¿Epopeya civilizadora o genocidio? Una discusión académica esclarecedora con la que los medios de comunicación y el gran público tienen poca familiaridad.
Cuando asistía a la escuela primaria, en 1979, se celebró el centenario de la ‘conquista del desierto’ (término que pusimos entre comillas por razones que la lectura de lo que sigue dejará en claro). Fue ocasión para que orquestas militares recorrieran los colegios, se construyeran mangrullos en las plazas representando a los fortines del desierto, diarios nacionales y regionales y revistas infantiles publicaran suplementos especiales e, incluso, para que el canal 9 de Buenos Aires emitiera Fortín Quieto, la primera miniserie televisiva en color en el país. En General Roca, en el valle del río Negro, tuvo lugar un congreso de historia sobre las campañas militares, y en Choele Choel se inauguró un imponente monumento y se realizó una cabalgata conmemorativa.
A mis once años, me enseñaron que la ‘conquista del desierto’ puso fin a los malones de los indios bárbaros, los cuales robaban ganado, mujeres y niños, y asesinaban a los varones. Me dijeron que los indios no eran nativos sino que venían de Chile, adonde llevaban las riquezas robadas en las estancias y los pueblos de nuestra pampa. Por fin, me aseguraron que las campañas militares de 1878-1885 habían sido necesarias para no perder la Patagonia a manos de los chilenos. Ese era el relato legado por la generación de 1880, que se mantenía vigente entones, en plena dictadura militar, cuando estaban frescos los aires de guerra con Chile por las islas del canal de Beagle, así como el llamado Operativo Independencia, realizado en Tucumán en 1975 para eliminar a quienes la dictadura consideraba un ‘enemigo con ideas foráneas’.
En mis estudios universitarios de historia solo leí un texto sobre vida y cultura de los pueblos de las pampas y del norte de la Patagonia, escrito por el historiador Raúl Mandrini (1943-2015), en un curso de antropología del Ciclo Básico Común de la UBA. Fue uno de los trabajos más estimulantes de los que llegaron a mis manos en toda mi carrera de grado. Para entonces tomaba forma un profundo cambio historiográfico sobre estas cuestiones, influido tanto por una renovación del pensamiento internacional acerca de las relaciones entre las potencias colonizadoras y los pueblos nativos, como por un mayor reconocimiento de los derechos de los pueblos indígenas por parte de las Naciones Unidas y de la Organización Internacional del Trabajo.

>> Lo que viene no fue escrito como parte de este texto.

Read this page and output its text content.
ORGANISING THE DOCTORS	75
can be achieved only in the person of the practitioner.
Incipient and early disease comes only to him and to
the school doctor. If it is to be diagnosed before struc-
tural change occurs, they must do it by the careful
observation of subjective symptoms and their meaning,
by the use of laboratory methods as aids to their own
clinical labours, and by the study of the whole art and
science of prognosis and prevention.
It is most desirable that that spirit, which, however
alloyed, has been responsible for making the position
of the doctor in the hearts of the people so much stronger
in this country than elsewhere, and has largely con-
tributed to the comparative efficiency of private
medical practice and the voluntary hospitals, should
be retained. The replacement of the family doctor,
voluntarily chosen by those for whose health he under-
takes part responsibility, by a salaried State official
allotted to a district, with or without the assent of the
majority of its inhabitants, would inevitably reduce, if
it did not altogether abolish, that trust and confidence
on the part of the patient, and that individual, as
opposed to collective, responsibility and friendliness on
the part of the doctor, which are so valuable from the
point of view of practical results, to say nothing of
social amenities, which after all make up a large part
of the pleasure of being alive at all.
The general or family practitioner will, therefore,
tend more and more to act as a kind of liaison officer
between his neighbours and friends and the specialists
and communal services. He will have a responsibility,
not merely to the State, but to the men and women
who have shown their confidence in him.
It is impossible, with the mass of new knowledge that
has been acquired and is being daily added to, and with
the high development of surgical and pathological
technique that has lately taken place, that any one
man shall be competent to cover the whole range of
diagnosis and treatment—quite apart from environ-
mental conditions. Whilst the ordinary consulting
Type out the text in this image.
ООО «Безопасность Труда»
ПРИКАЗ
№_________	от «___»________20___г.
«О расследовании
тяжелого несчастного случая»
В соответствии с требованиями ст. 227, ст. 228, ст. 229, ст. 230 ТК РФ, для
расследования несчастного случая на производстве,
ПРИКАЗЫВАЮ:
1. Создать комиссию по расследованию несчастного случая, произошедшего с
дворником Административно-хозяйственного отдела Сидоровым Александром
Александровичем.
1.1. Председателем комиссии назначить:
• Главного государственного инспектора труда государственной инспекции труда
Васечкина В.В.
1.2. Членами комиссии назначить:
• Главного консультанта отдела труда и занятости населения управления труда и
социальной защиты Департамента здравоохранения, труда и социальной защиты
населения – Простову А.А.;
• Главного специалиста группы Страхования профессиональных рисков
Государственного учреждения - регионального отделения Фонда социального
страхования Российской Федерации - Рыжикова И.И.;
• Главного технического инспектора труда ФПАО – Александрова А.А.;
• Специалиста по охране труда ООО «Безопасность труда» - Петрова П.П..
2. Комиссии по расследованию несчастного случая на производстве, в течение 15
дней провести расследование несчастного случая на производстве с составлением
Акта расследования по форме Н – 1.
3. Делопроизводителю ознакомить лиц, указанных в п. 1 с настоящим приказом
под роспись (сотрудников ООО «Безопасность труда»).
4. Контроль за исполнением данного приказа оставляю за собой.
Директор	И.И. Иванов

En esas circunstancias, tanto la antropología como la historia académicas estaban cuestionando los relatos que, aun con matices y leves renovaciones, habían permanecido inalterados por un siglo y dado lugar a políticas estatales de sometimiento de los pueblos indígenas basadas en dos conceptos: la guerra y la asimilación. Así, el discurso de la ‘guerra ganada’ aparecía ya en los partes militares del general Julio A Roca, ministro de Guerra y Marina, quien los esgrimió como propaganda en la disputa electoral que lo llevó a la presidencia de la república en 1880.
El sometimiento indígena se consideraba en aquellos tiempos un capítulo más del avance de la civilización sobre la barbarie. En ese contexto, las arengas a la tropa y las memorias del ministerio de Guerra y Marina incluían citas de la literatura universal por las que se presentaban las campañas militares en la pampa y el norte de Patagonia de 1878-1885 como continuación de la tarea inconclusa de la conquista española. El discurso dejó en el olvido más de trescientos años de relaciones entre españoles, hispanocriollos y poblaciones indígenas en que los enfrentamientos estuvieron matizados por alianzas y tratados.

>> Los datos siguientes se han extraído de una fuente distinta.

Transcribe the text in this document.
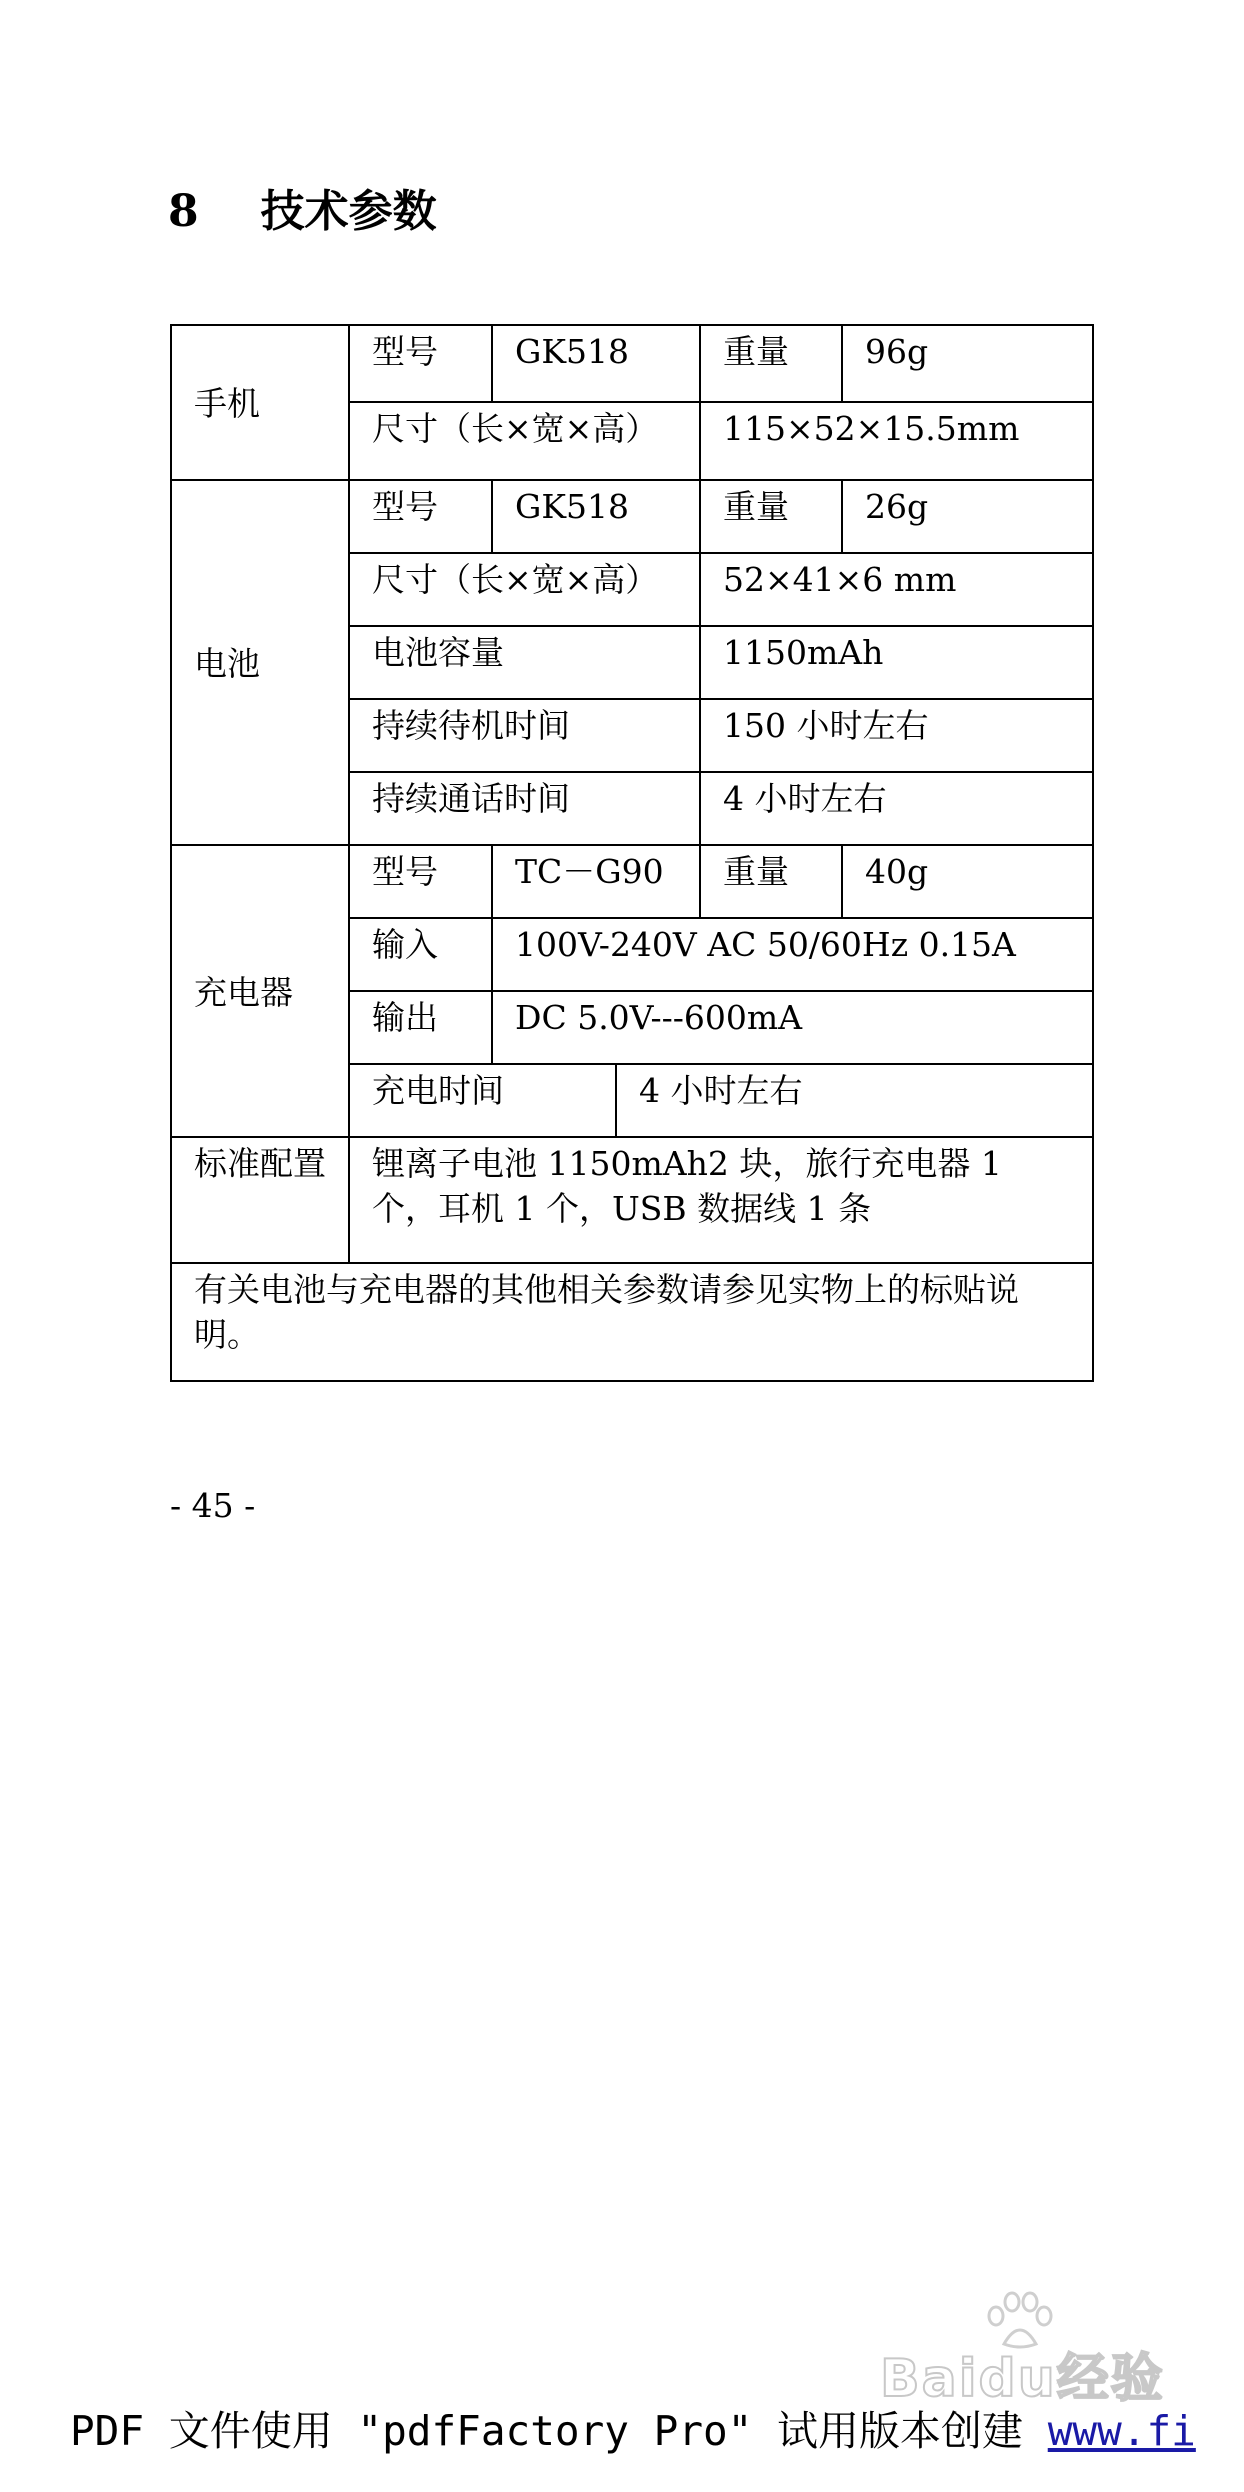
8 技术参数
手机	型号	GK518		重量	96g
	尺寸（长×宽×高）			115×52×15.5mm	
电池	型号	GK518		重量	26g
	尺寸（长×宽×高）			52×41×6 mm	
	电池容量			1150mAh	
	持续待机时间			150 小时左右	
	持续通话时间			4 小时左右	
充电器	型号	TC－G90		重量	40g
	输入	100V-240V AC 50/60Hz 0.15A			
	输出	DC 5.0V---600mA			
	充电时间		4 小时左右		
标准配置	锂离子电池 1150mAh2 块，旅行充电器 1 个，耳机 1 个，USB 数据线 1 条				
有关电池与充电器的其他相关参数请参见实物上的标贴说明。					
- 45 -
Baidu经验
PDF 文件使用 "pdfFactory Pro" 试用版本创建 www.fi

El discurso del ministerio de Guerra y Marina fue reforzado por figuras de gravitación política e intelectual, como Estanislao Zeballos (1854-1923), cuyos libros fueron lectura obligatoria para los oficiales de las fuerzas armadas. A pesar de que hablaba de una comunidad de lengua y costumbres a uno y otro lado de la cordillera norpatagónica, y de su relato de intercambios y de relaciones sociales transcordilleranas, Zeballos acusaba al cacique Calfucurá de extranjero invasor que había sometido a los indígenas de la pampa.
En el ámbito parlamentario y en la prensa, sin embargo, se oyeron críticas a la campaña de Roca en el mismo momento en el que esta tenía lugar. El propio diario La Nación, dirigido por Bartolomé Mitre, llegó a acusar a Roca y a su hermano Rudecindo, comandante de frontera, de cometer delitos de lesa humanidad. No obstante, a la vez que el roquismo y el Partido Autonomista Nacional se consolidaban como fuerza nacional dominante, también comenzó a imponerse la idea de que la ‘conquista del desierto’ debía recordarse por siempre como una epopeya de la civilización argentina.
La otra justificación del proceso de sometimiento, la retórica de la asimilación, se presentaba ya en la década de 1870 –e incluso desde mucho antes, pues se pueden rastrear sus antecedentes coloniales– como una conversión de los pueblos originarios a la civilización y como la eliminación de su condición indígena. Es la visión que transmiten discursos, iniciativas y medidas protagonizados por políticos, intelectuales y religiosos de la época, que apuntaban a la eliminación del orden social y cultural de los pueblos indígenas.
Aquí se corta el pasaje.